Amazon.com posted quarterly net profit Tuesday that leaped a surprising 250 percent as sales rose 35 percent and subscriptions to the online retailer's discount shipping program accelerated, sending shares up about 12 percent after-hours.
The company also raised its forecast for full-year sales.
Net income in the second quarter rose to $78 million, or 19 cents per share, compared with $22 million, or 5 cents a share, a year earlier. Revenue rose to $2.89 billion in the second quarter, which is seasonally the slowest.
Analysts forecast that Amazon would report a profit of 16 cents a share on sales of $2.81 billion, according a consensus estimate from Thomson Financial.
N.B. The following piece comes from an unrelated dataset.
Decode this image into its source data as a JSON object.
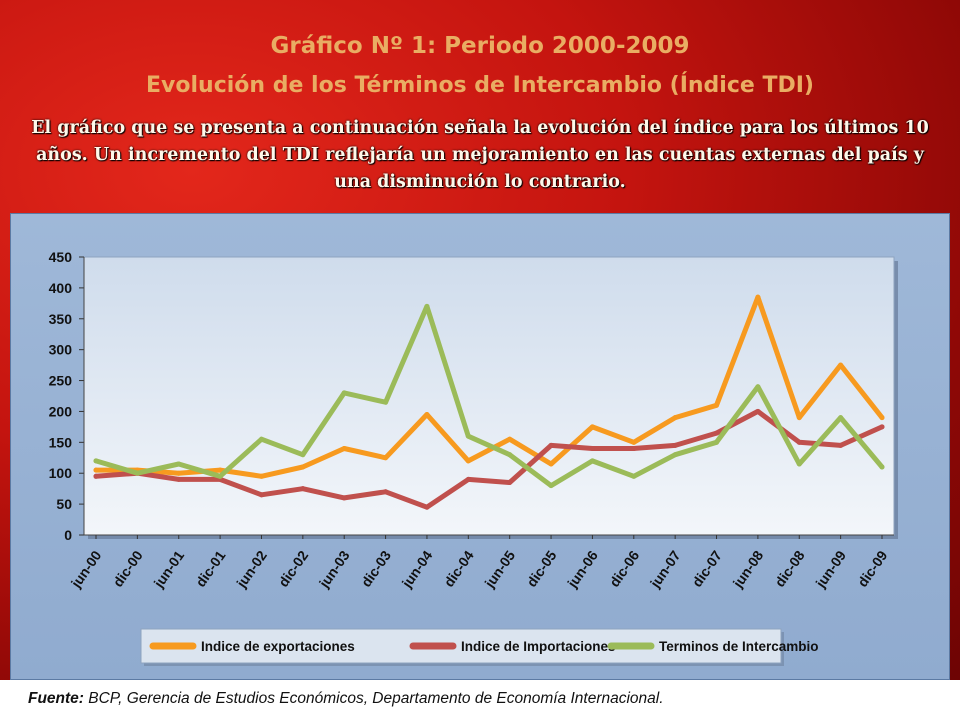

In April, Amazon said it expected second-quarter revenue of between $2.7 billion and $2.85 billion.
In the same period last year, the online retailer turned in earnings of 5 cents a share and garnered revenue of $2.139 billion.
For the third quarter, the company said it expects net sales in a range of $3.0 billion to $3.18 billion, with operating income in a range of $75 million to $110 million.
Amazon said it now expects full-year sales in a range of $13.80 billion to $14.30 billion. Previously, the company said it expected a range of $13.4 billion to $14.0 billion.
Amazon shares have been on a surge since last quarter's results showed improved profit margins and pared-back spending.
Bullish investors, jumping on signals that investments in technology and content might be beginning to pay off, have pushed Amazon's price up more than 60 percent as of Monday's close since first-quarter earnings were announced in April.
Shares have more than doubled since year-ago results came out.
The company is now valued well above major Internet players as well as brick-and-mortar retailers. Amazon shares, as of Monday's close, traded at 52 times 2008 expected earnings, compared with 21 times at eBay, 46 times at Yahoo and 14 times at Wal-Mart Stores.